Werkgever weigert ten onrechte ouderschapsverlof

Uitspraak

RECHTBANK MIDDEN-NEDERLAND

Civiel recht

kantonrechter

locatie Utrecht

zaaknummer: 6434852 UV EXPL 17-314 GLK/1126

Kort geding vonnis van 13 december 2017

inzake

[eiser] ,

wonende te [woonplaats] ,

verder ook te noemen [eiser] ,

eisende partij,

gemachtigde: mr. N.W.L. Nijkamp,

tegen:

de besloten vennootschap met beperkte aansprakelijkheid,

[gedaagde] B.V.,

gevestigd te [vestigingsplaats] ,

verder ook te noemen [gedaagde] ,

gedaagde partij,

gemachtigde: mr. J. Brouwer.

1 De procedure

1.1.

Het verloop van de procedure blijkt uit:

- de dagvaarding van 15 november 2017;

- de akte met producties van [gedaagde] van 24 november 2017;

- de aantekeningen van de mondelinge behandeling van 27 november 2017;

- de pleitnota van [eiser] ;

- de pleitnota van [gedaagde] .

1.2.

Tijdens de mondelinge behandeling zijn verschenen:

  • -

    de heer [eiser] , eiser;

  • -

    mr. A.S. van Woudenberg, kantoorgenoot en plaatsvervanger van mr. N.W.L. Nijkamp, advocaat en gemachtigde van [eiser] ;

  • -

    de heer [A] , commercieel directeur bij [gedaagde] en direct leidinggevende van [eiser] ;

  • -

    mevrouw [B] , P&O-manager bij [gedaagde] ;

  • -

    mr. J. Brouwer, advocaat en gemachtigde van [gedaagde] .

1.3.

Na afloop van de zitting is vonnis bepaald.

2 De feiten

2.1.

[eiser] is sinds 1 maart 2010 in dienst bij [gedaagde] . Sinds 1 december 2010 heeft hij een arbeidsovereenkomst voor onbepaalde tijd in de funcie van inkoper/verkoper gedurende circa 40 uur per week.
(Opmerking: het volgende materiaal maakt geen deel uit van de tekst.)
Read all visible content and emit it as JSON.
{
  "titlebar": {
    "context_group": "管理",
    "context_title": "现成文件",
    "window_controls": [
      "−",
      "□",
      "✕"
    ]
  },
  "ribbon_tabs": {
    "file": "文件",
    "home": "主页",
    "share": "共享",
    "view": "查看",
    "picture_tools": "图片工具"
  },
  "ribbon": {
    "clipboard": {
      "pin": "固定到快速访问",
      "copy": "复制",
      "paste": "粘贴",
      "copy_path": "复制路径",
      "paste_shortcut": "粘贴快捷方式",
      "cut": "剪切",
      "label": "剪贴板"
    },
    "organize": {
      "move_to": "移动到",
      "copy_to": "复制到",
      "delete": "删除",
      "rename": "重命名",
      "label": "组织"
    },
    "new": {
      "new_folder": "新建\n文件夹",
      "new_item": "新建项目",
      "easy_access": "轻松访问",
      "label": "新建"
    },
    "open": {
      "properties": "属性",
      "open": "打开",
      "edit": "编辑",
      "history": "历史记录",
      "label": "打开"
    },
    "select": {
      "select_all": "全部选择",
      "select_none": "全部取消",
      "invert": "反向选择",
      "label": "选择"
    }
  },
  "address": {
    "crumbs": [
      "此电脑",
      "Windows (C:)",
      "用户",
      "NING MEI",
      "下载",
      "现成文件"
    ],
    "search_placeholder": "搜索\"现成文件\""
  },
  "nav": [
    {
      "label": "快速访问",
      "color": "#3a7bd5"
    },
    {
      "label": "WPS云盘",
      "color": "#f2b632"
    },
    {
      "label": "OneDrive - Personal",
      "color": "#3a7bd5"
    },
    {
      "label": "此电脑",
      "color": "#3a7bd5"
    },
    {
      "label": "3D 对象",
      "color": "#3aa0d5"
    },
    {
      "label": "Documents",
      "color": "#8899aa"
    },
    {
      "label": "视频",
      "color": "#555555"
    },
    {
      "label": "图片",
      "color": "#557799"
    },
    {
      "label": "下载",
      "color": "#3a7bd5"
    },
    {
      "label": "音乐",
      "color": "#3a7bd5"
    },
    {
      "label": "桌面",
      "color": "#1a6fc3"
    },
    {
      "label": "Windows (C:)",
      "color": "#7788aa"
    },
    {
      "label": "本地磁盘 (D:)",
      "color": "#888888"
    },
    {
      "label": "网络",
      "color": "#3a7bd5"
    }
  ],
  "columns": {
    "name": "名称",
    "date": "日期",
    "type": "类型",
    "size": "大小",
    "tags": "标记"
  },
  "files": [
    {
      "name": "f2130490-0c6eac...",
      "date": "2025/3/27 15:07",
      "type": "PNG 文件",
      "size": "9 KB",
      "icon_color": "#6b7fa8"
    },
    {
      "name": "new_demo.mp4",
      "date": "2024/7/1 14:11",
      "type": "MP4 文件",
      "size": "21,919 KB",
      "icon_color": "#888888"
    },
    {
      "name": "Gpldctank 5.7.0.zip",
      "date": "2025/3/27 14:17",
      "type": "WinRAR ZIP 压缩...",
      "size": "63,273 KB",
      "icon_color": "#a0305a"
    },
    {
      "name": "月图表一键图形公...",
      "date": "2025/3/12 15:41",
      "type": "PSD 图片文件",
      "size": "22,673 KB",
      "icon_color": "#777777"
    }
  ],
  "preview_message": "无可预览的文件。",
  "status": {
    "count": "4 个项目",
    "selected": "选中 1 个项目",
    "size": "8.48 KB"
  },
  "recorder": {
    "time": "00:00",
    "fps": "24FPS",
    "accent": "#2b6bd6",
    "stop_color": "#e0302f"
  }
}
Zijn huidige salaris bedraagt € 6.324,47 bruto per maand exclusief vakantietoeslag en overige emolumenten.

2.2.

[gedaagde] is een groothandelsbedrijf in vlees en vleeswaren en in wild en gevogelte. Zij importeert vlees van over de hele wereld en verkoopt dit voor verreweg het grootste deel binnen Europa. Binnen [gedaagde] werken er 18 medewerkers in de zogenoemde “traderoom”. Van deze 18 medewerkers houden 4 à 5 medewerkers zich bezig met inkoop en de rest houdt zich bezig met verkoop. [eiser] is belast met zowel de inkoop als verkoop van gegaard pluimvee, ofwel ‘cooked poultry’. In zoverre heeft hij als één van de weinigen een dubbelfunctie.

2.3.

Op 19 december 2016 heeft [eiser] schriftelijk aan [gedaagde] laten weten dat hij met ingang van 1 januari 2017 ouderschapsverlof wil opnemen. Hij heeft daarvoor een concreet voorstel gedaan. Dit verzoek heeft [gedaagde] bij monde van P&O Manager [B] per mail van 11 januari 2017 geweigerd met, voor zover relevant, de navolgende motivering:

De functie zoals jij deze invult, dus inkoop en verkoop, is niet parttime uit te voeren. Daarnaast voer jij een voortrekkersrol bij het hamburgers en roosterz project. Wij zien het als handelen op de beursvloer, waarbij je niet zomaar kunt zeggen, ben er even niet. Daarnaast hebben we serieus nagedacht over het uitkleden van de functie, maar dat is onwenselijk. Zowel voor de organisatie, maar ook niet realistisch naar jou. Uitkleden van de functie, betekent ook aanpassen van het salaris. (…).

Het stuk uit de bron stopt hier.